12 março 2021 - 21h09

Tem algumas semanas que não consigo sentar na frente do computador para escrever. Provavelmente ainda não me abri a esse ponto, mas como várias outras pessoas, sofro do mal do século, vulgo ‘depressão misturada constantemente com crises de ansiedade’. Uma guerra constante entre me acalmar dizendo que faço tudo ao meu alcance e está tudo bem, e ceder a uma autossabotagem que ronda minha cabeça como uma cobra apertando sua presa. Repito como um mantra: sou uma boa mãe, uma boa pessoa, uma boa esposa; se cheguei num lugar confortável isso é mérito meu. Porém o buraco negro dentro de mim vai sugando todas as coisas que um dia já fiz de bom. Como uma borracha apagando momentos da vida em que fui o melhor de mim e conquistei com esforço o que já vivi. Me vejo absorta num oceano de lama onde nada foi o suficiente, nada foi o bastante. Me afogo. Tento com todas as forças não alimentar ainda mais, uso todas as minhas energias para mover cada pedaço de terra a minha volta, e me erguer a superfície.

O problema é que chega uma hora que o corpo cansa, a mente mingua, e a lama começa a parecer um lugar confortável, quente, escuro e plácido. Começa a parecer que pertenço aquele lugar, que ali estou segura. Penso que se cheguei aqui é porque me arrastei conscientemente por cada centímetro. Cada escolha, cada gesto, cada palavra foi combustível.
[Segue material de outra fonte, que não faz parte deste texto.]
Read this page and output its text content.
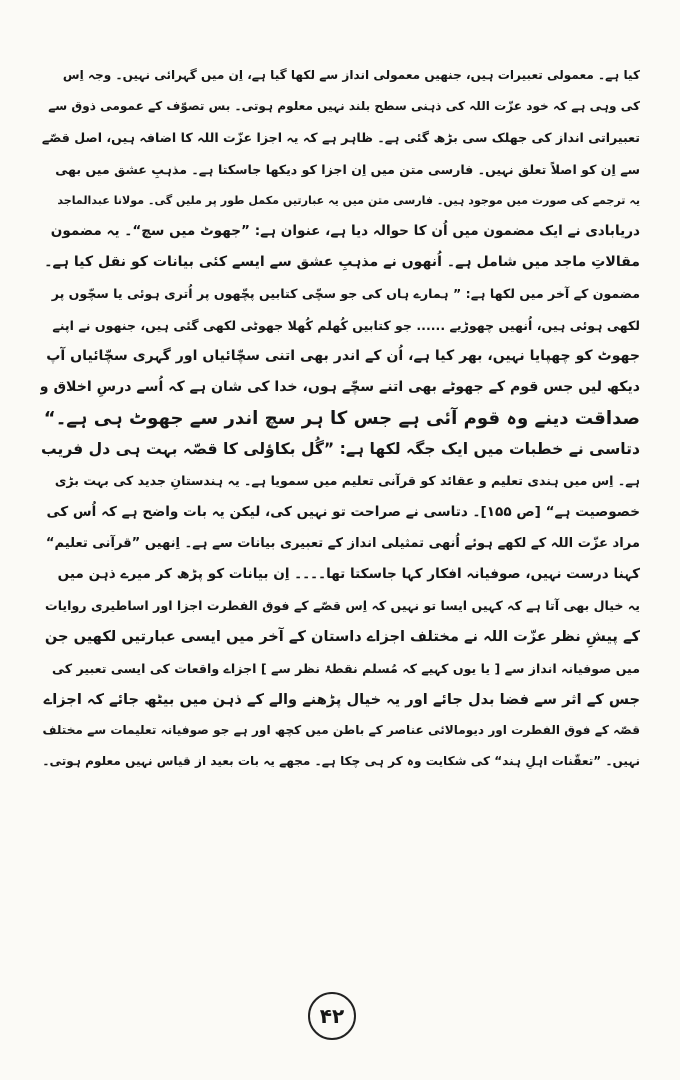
کیا ہے۔ معمولی تعبیرات ہیں، جنھیں معمولی انداز سے لکھا گیا ہے، اِن میں گہرائی نہیں۔ وجہ اِس
کی وہی ہے کہ خود عزّت اللہ کی ذہنی سطح بلند نہیں معلوم ہوتی۔ بس تصوّف کے عمومی ذوق سے
تعبیراتی انداز کی جھلک سی بڑھ گئی ہے۔ ظاہر ہے کہ یہ اجزا عزّت اللہ کا اضافہ ہیں، اصل قصّے
سے اِن کو اصلاً تعلق نہیں۔ فارسی متن میں اِن اجزا کو دیکھا جاسکتا ہے۔ مذہبِ عشق میں بھی
یہ ترجمے کی صورت میں موجود ہیں۔ فارسی متن میں یہ عبارتیں مکمل طور پر ملیں گی۔ مولانا عبدالماجد
دریابادی نے ایک مضمون میں اُن کا حوالہ دیا ہے، عنوان ہے: ”جھوٹ میں سچ“۔ یہ مضمون
مقالاتِ ماجد میں شامل ہے۔ اُنھوں نے مذہبِ عشق سے ایسے کئی بیانات کو نقل کیا ہے۔
مضمون کے آخر میں لکھا ہے: ” ہمارے ہاں کی جو سچّی کتابیں پچّھوں پر اُتری ہوئی یا سچّوں پر
لکھی ہوئی ہیں، اُنھیں چھوڑیے ...... جو کتابیں کُھلم کُھلا جھوٹی لکھی گئی ہیں، جنھوں نے اپنے
جھوٹ کو چھپایا نہیں، بھر کیا ہے، اُن کے اندر بھی اتنی سچّائیاں اور گہری سچّائیاں آپ
دیکھ لیں جس قوم کے جھوٹے بھی اتنے سچّے ہوں، خدا کی شان ہے کہ اُسے درسِ اخلاق و
صداقت دینے وہ قوم آئی ہے جس کا ہر سچ اندر سے جھوٹ ہی ہے۔“
دتاسی نے خطبات میں ایک جگہ لکھا ہے: ”گُل بکاؤلی کا قصّہ بہت ہی دل فریب
ہے۔ اِس میں ہندی تعلیم و عقائد کو قرآنی تعلیم میں سمویا ہے۔ یہ ہندستانِ جدید کی بہت بڑی
خصوصیت ہے“ [ص ۱۵۵]۔ دتاسی نے صراحت تو نہیں کی، لیکن یہ بات واضح ہے کہ اُس کی
مراد عزّت اللہ کے لکھے ہوئے اُنھی تمثیلی انداز کے تعبیری بیانات سے ہے۔ اِنھیں ”قرآنی تعلیم“
کہنا درست نہیں، صوفیانہ افکار کہا جاسکتا تھا۔۔۔۔ اِن بیانات کو پڑھ کر میرے ذہن میں
یہ خیال بھی آتا ہے کہ کہیں ایسا تو نہیں کہ اِس قصّے کے فوق الفطرت اجزا اور اساطیری روایات
کے پیشِ نظر عزّت اللہ نے مختلف اجزاے داستان کے آخر میں ایسی عبارتیں لکھیں جن
میں صوفیانہ انداز سے [ یا یوں کہیے کہ مُسلم نقطۂ نظر سے ] اجزاے واقعات کی ایسی تعبیر کی
جس کے اثر سے فضا بدل جائے اور یہ خیال پڑھنے والے کے ذہن میں بیٹھ جائے کہ اجزاے
قصّہ کے فوق الفطرت اور دیومالائی عناصر کے باطن میں کچھ اور ہے جو صوفیانہ تعلیمات سے مختلف
نہیں۔ ”تعقّنات اہلِ ہند“ کی شکایت وہ کر ہی چکا ہے۔ مجھے یہ بات بعید از قیاس نہیں معلوم ہوتی۔
۴۲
Como tijolos colocados numa mochila invisível nas costas. Me afogo. Congelo. Me apago.

Quando tudo parece estar desabando a minha volta, olho para essa mochila tentando entender o porque de tantos tijolos, como pude acumular tantas culpas, tanto desespero? Já não recordo com clareza onde os arrumei, ou como. Reviso cada um, porém, nada. A raiva vai tomando conta e quando percebo, me devastei. Me odeio, me revolto, congelo, me apago. Onde dentro dessa mochila guardei as asas para voar? Em que lugar guardei a força que eu jurava que tinha dentro de mim? O que preciso fazer pra para enxergar?

Algumas pessoas acham que o processo de se autoconhecer é algo lindo, cheio de yoga, terapias como as de um filme onde a pessoa vai te dar o mapa para todas as luzes de todos os túneis. Em dois meses você vai se livrar de todos os seus demônios. Não. Nem de longe. Autoconhecimento dói. É uma batalha sangrenta com traumas, perdas, sentimentos que você mal lembrava que existiam, mas que ainda te tiram o ar. Mas acima de tudo é olhar pra aquela mochila, conseguir empilhar tijolo por tijolo, pra talvez enfim subir e se apoiar, mesmo que seja para colocar a cabeça pra fora e sentir o sol.
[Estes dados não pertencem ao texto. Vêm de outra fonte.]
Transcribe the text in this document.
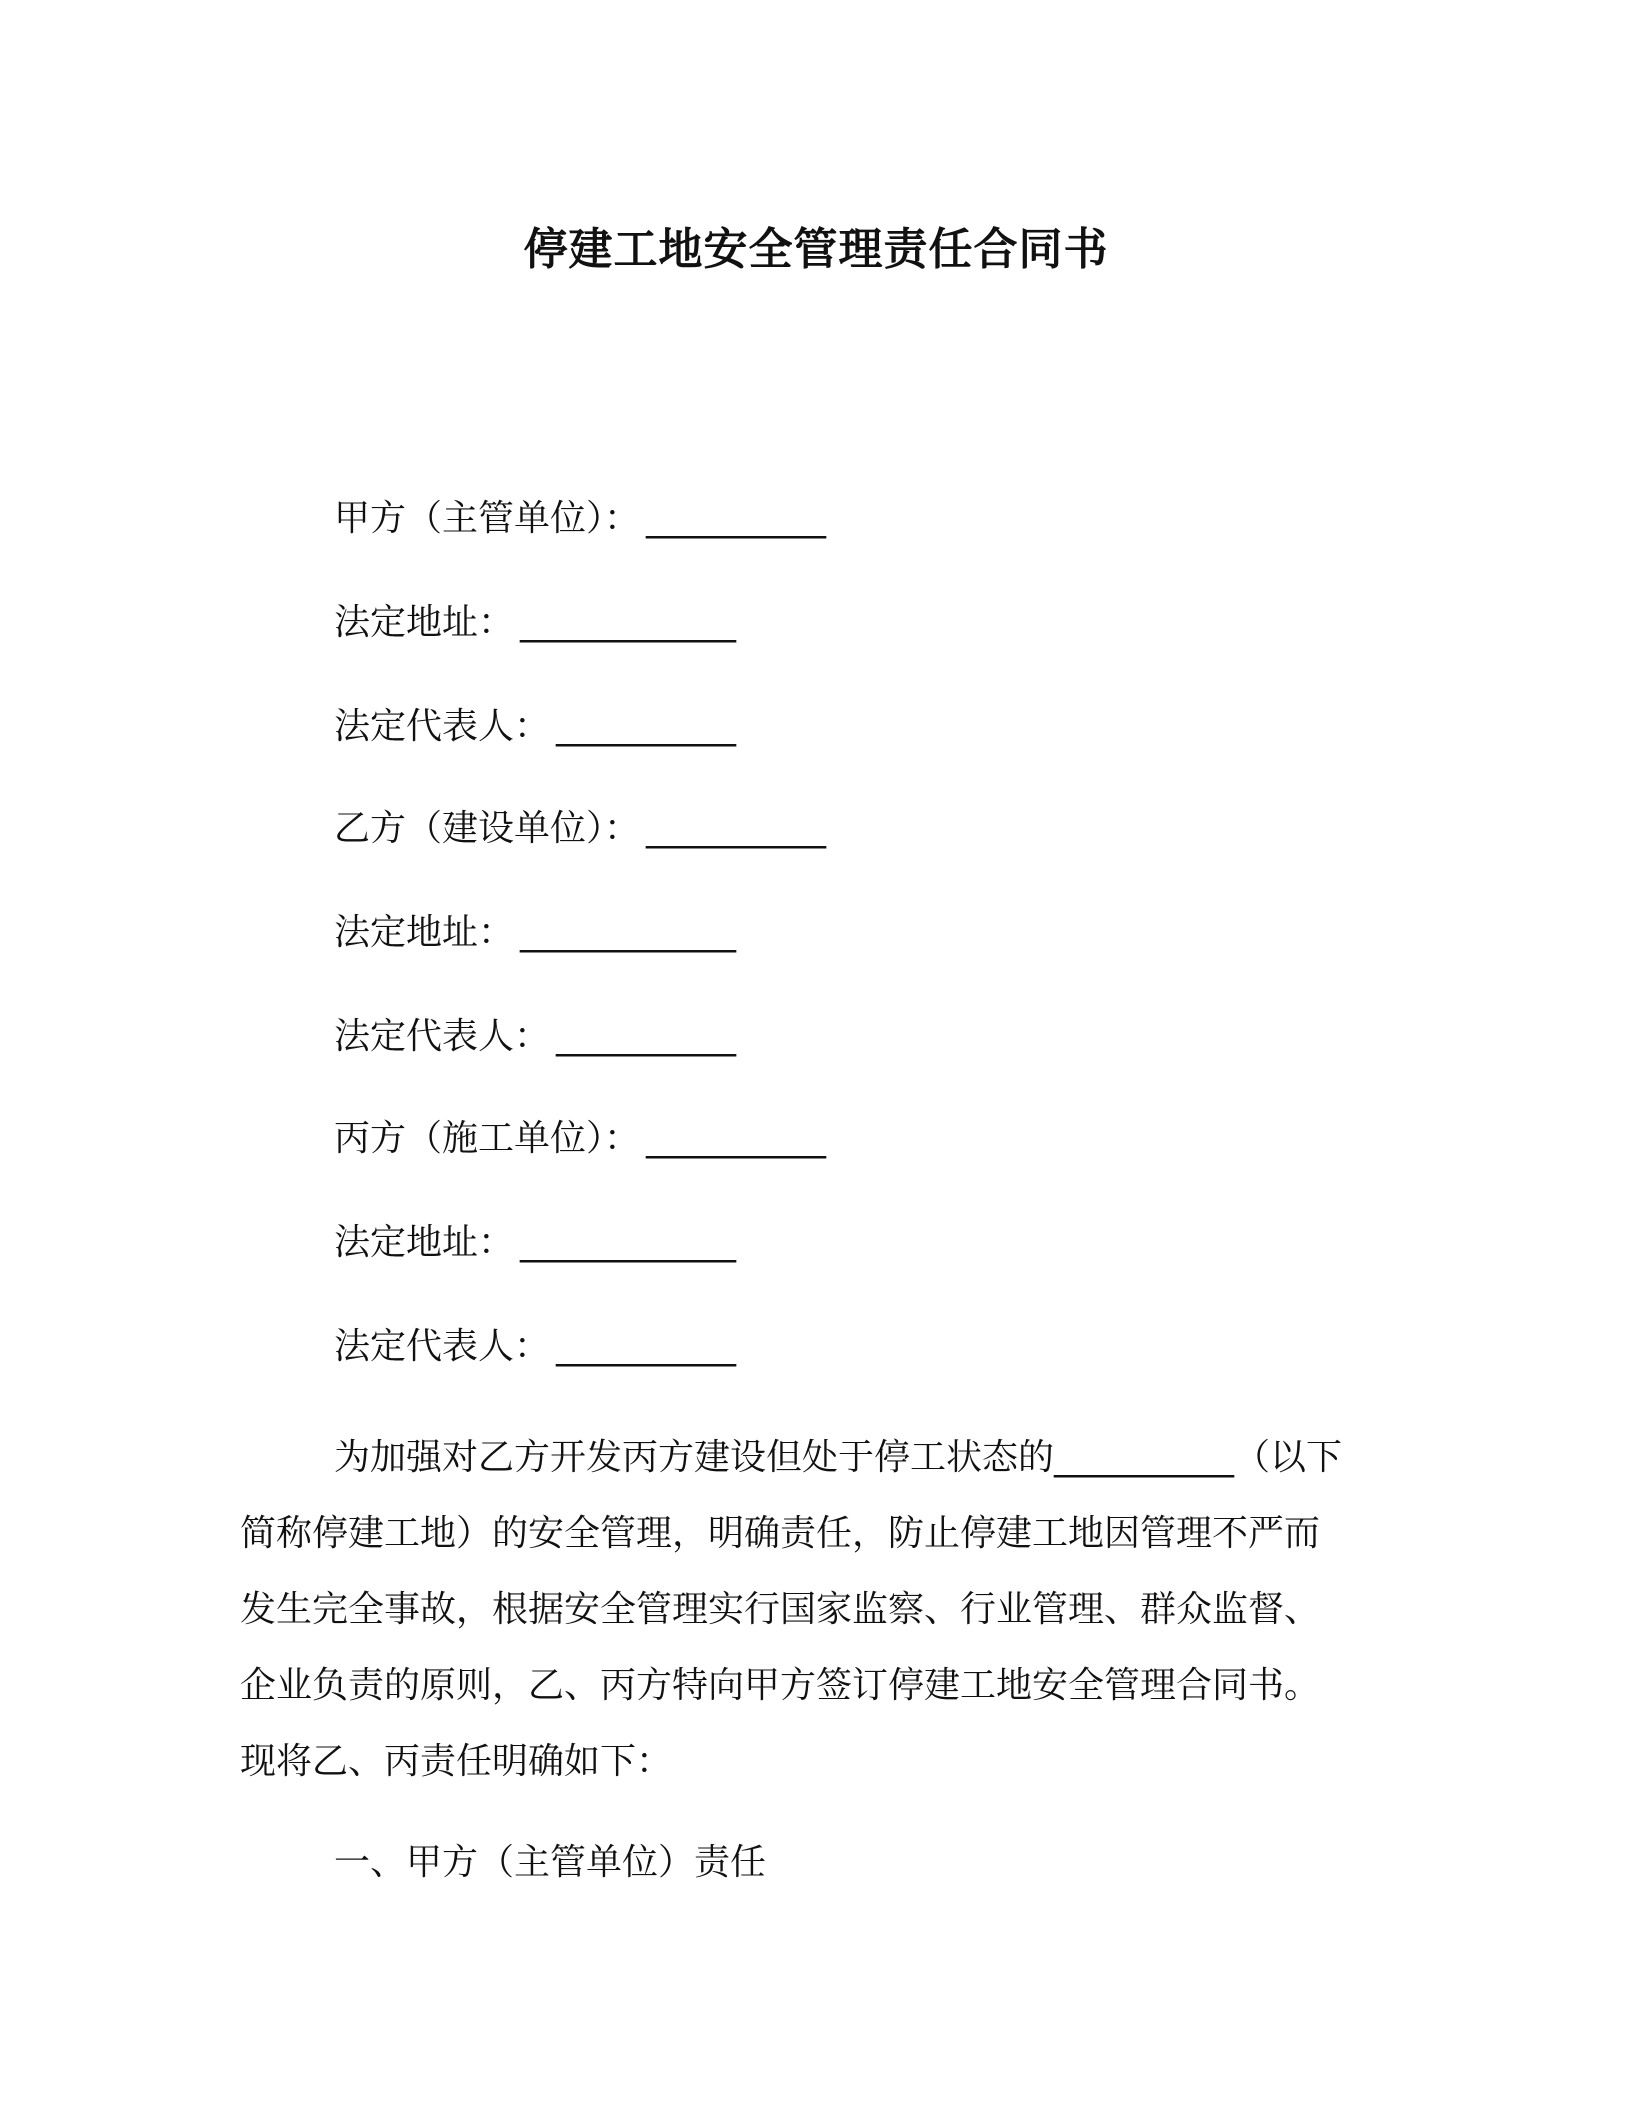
停建工地安全管理责任合同书
甲方（主管单位）： __________
法定地址： ____________
法定代表人： __________
乙方（建设单位）： __________
法定地址： ____________
法定代表人： __________
丙方（施工单位）： __________
法定地址： ____________
法定代表人： __________
为加强对乙方开发丙方建设但处于停工状态的__________（以下
简称停建工地）的安全管理，明确责任，防止停建工地因管理不严而
发生完全事故，根据安全管理实行国家监察、行业管理、群众监督、
企业负责的原则，乙、丙方特向甲方签订停建工地安全管理合同书。
现将乙、丙责任明确如下：
一、甲方（主管单位）责任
Todo mundo tem o seu sol. Demorei muito pra entender isso. Mas o sol pode ser tantas coisas. O sorriso do meu filho por exemplo, vale cada segundo. Encontrar com a amiga que eu amo no nosso lugar preferido pra tomar café com torradas e discutir sobre o que faríamos se tivéssemos uma lâmpada mágica. Olhar para a minha mãe e poder entender tudo o que ela passou pois agora também sou mãe, não sou perfeita. Tomar um banho quente num dia frio. Devorar um livro muito bom até a última página, ou só abrir ele no meio para sentir o cheiro das folhas. Dançar na chuva. Receber uma mensagem que estava ansiosa para ler. Ouvir sua música preferida no volume mais alto. Ouvir o barulho do mar.  
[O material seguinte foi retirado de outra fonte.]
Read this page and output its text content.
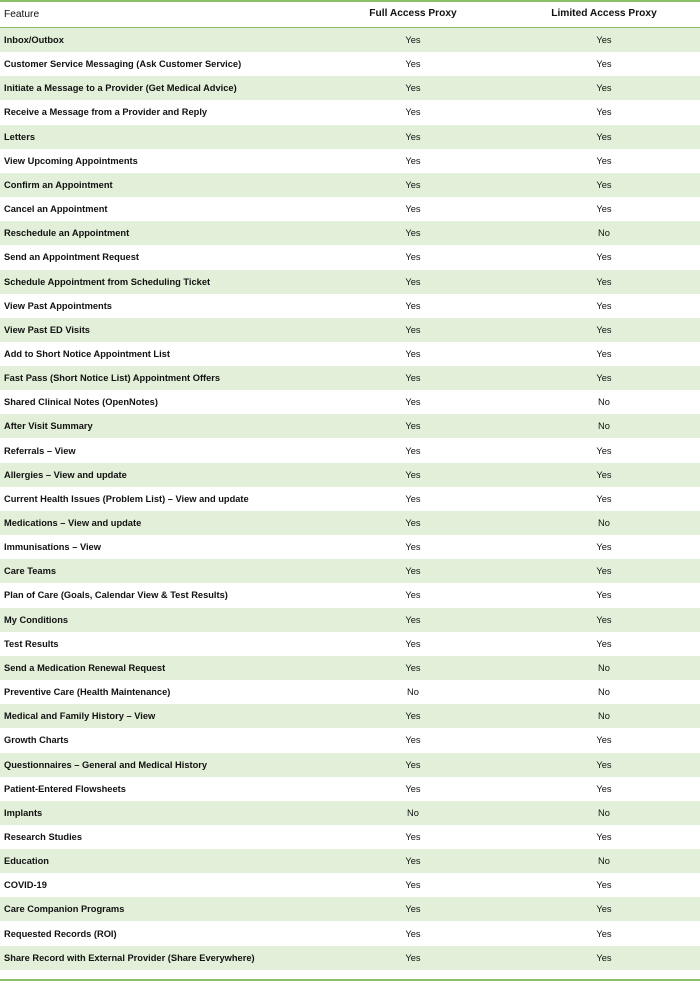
Feature	Full Access Proxy	Limited Access Proxy
Inbox/Outbox	Yes	Yes
Customer Service Messaging (Ask Customer Service)	Yes	Yes
Initiate a Message to a Provider (Get Medical Advice)	Yes	Yes
Receive a Message from a Provider and Reply	Yes	Yes
Letters	Yes	Yes
View Upcoming Appointments	Yes	Yes
Confirm an Appointment	Yes	Yes
Cancel an Appointment	Yes	Yes
Reschedule an Appointment	Yes	No
Send an Appointment Request	Yes	Yes
Schedule Appointment from Scheduling Ticket	Yes	Yes
View Past Appointments	Yes	Yes
View Past ED Visits	Yes	Yes
Add to Short Notice Appointment List	Yes	Yes
Fast Pass (Short Notice List) Appointment Offers	Yes	Yes
Shared Clinical Notes (OpenNotes)	Yes	No
After Visit Summary	Yes	No
Referrals – View	Yes	Yes
Allergies – View and update	Yes	Yes
Current Health Issues (Problem List) – View and update	Yes	Yes
Medications – View and update	Yes	No
Immunisations – View	Yes	Yes
Care Teams	Yes	Yes
Plan of Care (Goals, Calendar View & Test Results)	Yes	Yes
My Conditions	Yes	Yes
Test Results	Yes	Yes
Send a Medication Renewal Request	Yes	No
Preventive Care (Health Maintenance)	No	No
Medical and Family History – View	Yes	No
Growth Charts	Yes	Yes
Questionnaires – General and Medical History	Yes	Yes
Patient-Entered Flowsheets	Yes	Yes
Implants	No	No
Research Studies	Yes	Yes
Education	Yes	No
COVID-19	Yes	Yes
Care Companion Programs	Yes	Yes
Requested Records (ROI)	Yes	Yes
Share Record with External Provider (Share Everywhere)	Yes	Yes
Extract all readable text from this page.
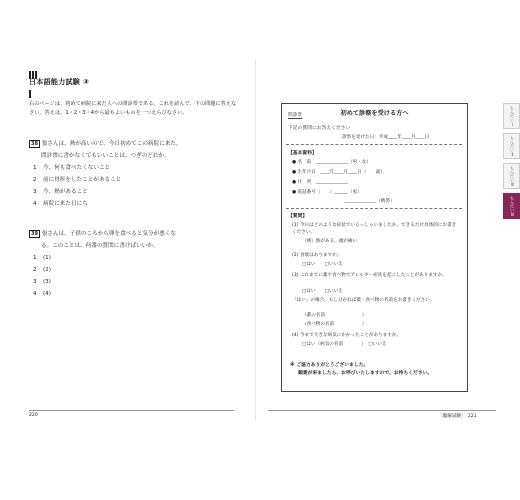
日本語能力試験 ③
右のページは、初めて病院に来た人への問診票である。これを読んで、下の問題に答えなさい。答えは、1・2・3・4から最もよいものを一つえらびなさい。
38 張さんは、熱が高いので、今日初めてこの病院に来た。
問診票に書かなくてもいいことは、つぎのどれか。
1 今、何も食べたくないこと
2 前に骨折をしたことがあること
3 今、熱があること
4 病院に来た日にち
39 張さんは、子供のころから卵を食べると気分が悪くな
る。このことは、何番の質問に書けばいいか。
1 (1)
2 (2)
3 (3)
4 (4)
220
問診票	初めて診察を受ける方へ
下記の質問にお答えください
診察を受けた日：平成____年____月____日
【基本資料】
● 名　前　______________（男・女）
● 生年月日　____年____月____日（　　歳）
● 住　所　______________
● 電話番号（　　）______（家）
______________（携帯）
【質問】
(1) 今日はどのような症状でいらっしゃいましたか。できるだけ具体的にお書きください。
（例）熱がある、頭が痛い
(2) 食欲はありますか。
□はい　　□いいえ
(3) これまでに薬や食べ物でアレルギー症状を起こしたことがありますか。
□はい　　□いいえ
「はい」の場合、もし分かれば薬・食べ物の名前をお書きください。
（薬の名前　　　　　　　　）
（食べ物の名前　　　　　　）
(4) 今まで大きな病気にかかったことがありますか。
□はい（病気の名前　　　　）　□いいえ
※ ご協力ありがとうございました。
順番が来ましたら、お呼びいたしますので、お待ちください。
もんだいⅠ
もんだいⅡ
もんだいⅢ
もんだいⅣ
［聴解試験］　221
Existem várias formas de dizer que a luz existe.  Porém em algum momento vou afundar de novo. Não sei quanto tempo vai durar, mas eu sei que vai acontecer. Mas dessa vez também sei que existe um caminho de volta. Também sei que independentemente do quão fundo eu vá, de quantos tijolos possam existir. De uma forma ou de outra, vou refazer o caminho para viver o sol mais uma vez.